La guerra civile di Spagna, che fu anche guerra fratricida tra italiani

L’avvenuta traslazione delle spoglie del dittatore Francisco Franco, morto nel 1975, da un monumento nazionale ad un comune cimitero di Madrid, mi offre lo spunto per ricordare la feroce guerra civile che insanguinò la Spagna nel triennio 1936-1939 con più di un milione di morti.  Da una parte, i “rojos” (rossi) repubblicani, sostenuti militarmente dall’Unione Sovietica di Stalin e da brigate internazionali di volontari. Dall’altra, i nazionalisti del generale Francisco Franco, con il quale combatterono truppe inviate dalla Germania nazista e dall’Italia fascista.

    Per difendere la repubblica accorsero in Spagna circa 3000 antifascisti italiani, 500 dei quali persero la vita e 2000 rimasero feriti. Sul fronte opposto, a sostegno dell’insorgenza del “Caudillo”, Mussolini schierò un’armata di oltre 60mila uomini, 800 aerei, 90 navi e 8000 automezzi, che riportò almeno 4000 “caduti” e 11.000 feriti.

    Ebbene, quella che fu anche una guerra civile italiana, esportata sul suolo iberico, continua ad essere mitizzata dalla maggior parte dei nostri libri scolastici di storia come uno scontro tra democrazia e totalitarismo fascista.

    In realtà, essa fu lo scontro tra due estremismi, entrambi totalitari: quello della repubblica anticlericale e anticristiana, che fin dal 1931 aveva cominciato ad imporre “democraticamente” alla Spagna una dittatura di sinistra intollerante e violenta, scatenando una persecuzione omicida, vandalica, dissacratoria e depredatoria contro la Chiesa cattolica; e quello del nazionalismo fascisteggiante di Francisco Franco, che, ergendosi a difensore della cristianità e degli interessi egoistici delle classi padronali, avrebbe poi sottomesso il Paese a una dittatura reazionaria e repressiva, dal 1939 al 1975.

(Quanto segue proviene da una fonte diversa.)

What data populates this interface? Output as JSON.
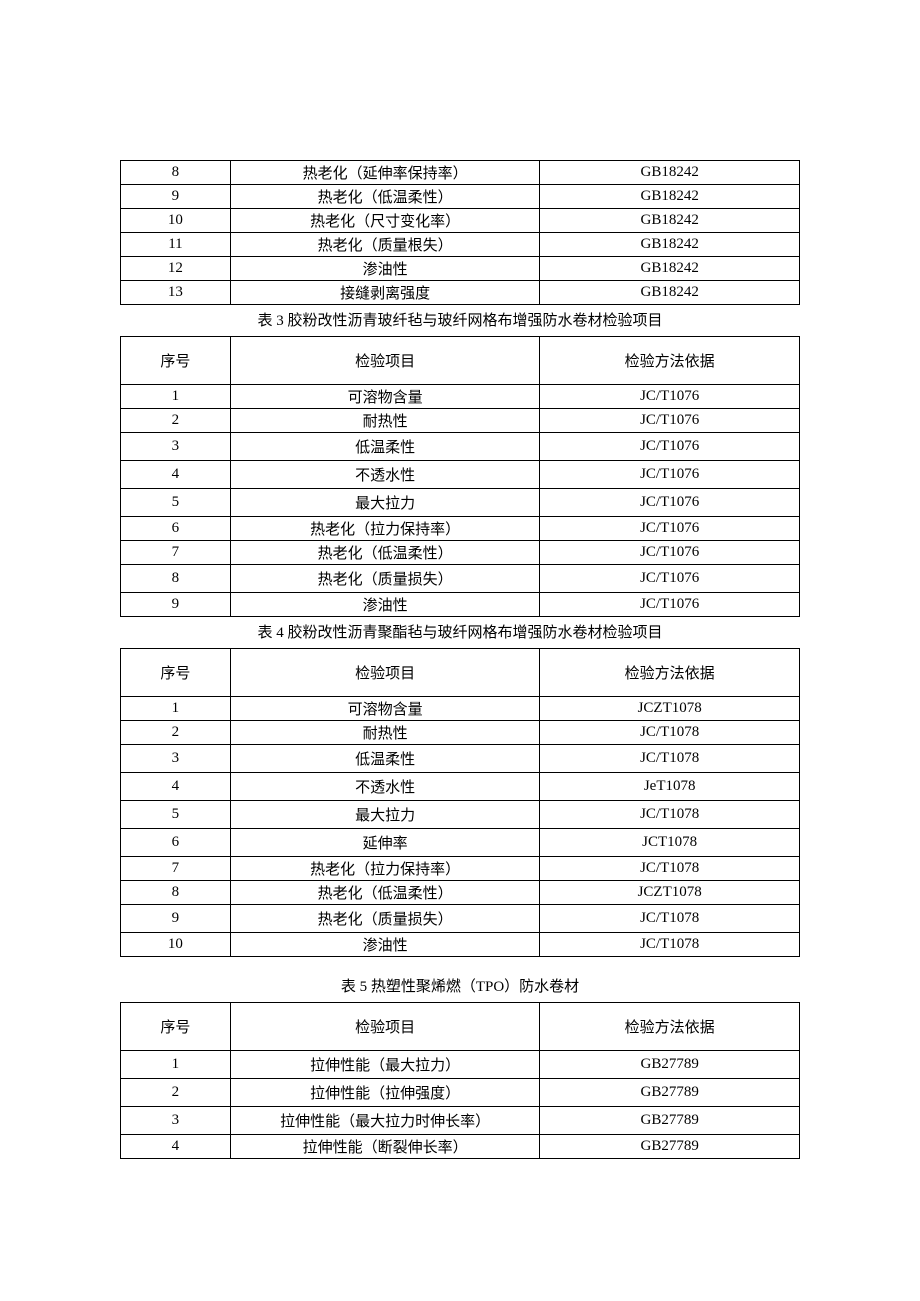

    Atrocità, massacri, distruzioni, rappresaglie su civili, stupri, saccheggi furono perpetrati da entrambe le parti. I nazionalisti si avvalsero anche di bombardamenti a tappeto compiuti dall’aviazione nazista, impiegarono truppe coloniali marocchine barbaramente violente, e non esitarono a fucilare i preti considerati ostili.

    La furia dei repubblicani si abbatté sul clero, con una media di 70 preti ammazzati al giorno nell’estate del 1936, su chiese e conventi (con incendi, saccheggi, violenze e profanazioni) e su ogni simbolo religioso, “martirizzando” anche moltissime opere d’arte cristiana (tra le quali la Sagrada Familia in costruzione a Barcellona). Alla fine, il bilancio del “genocidio cattolico” fu di 13 vescovi, 4184 sacerdoti e seminaristi, 2365 frati, 283 suore e decine migliaia di fedeli laici uccisi “in odio alla fede”.

    A ciò si aggiunsero le faide interne al fronte repubblicano, con l’eliminazione di molti esponenti trozkisti, anarchici e socialisti ad opera della componente comunista-stalinista, che aveva preso il sopravvento.

    Ottanta anni dopo la fine di quella mattanza, bisognerebbe solo commemorare le vittime, e smettere di glorificare i carnefici.

Nicola Bruni

Nella foto in alto (di Nicola Bruni), manifesti del fronte repubblicano spagnolo che incitano alla ribellione contro l’invasione italiana della Spagna nel 1936.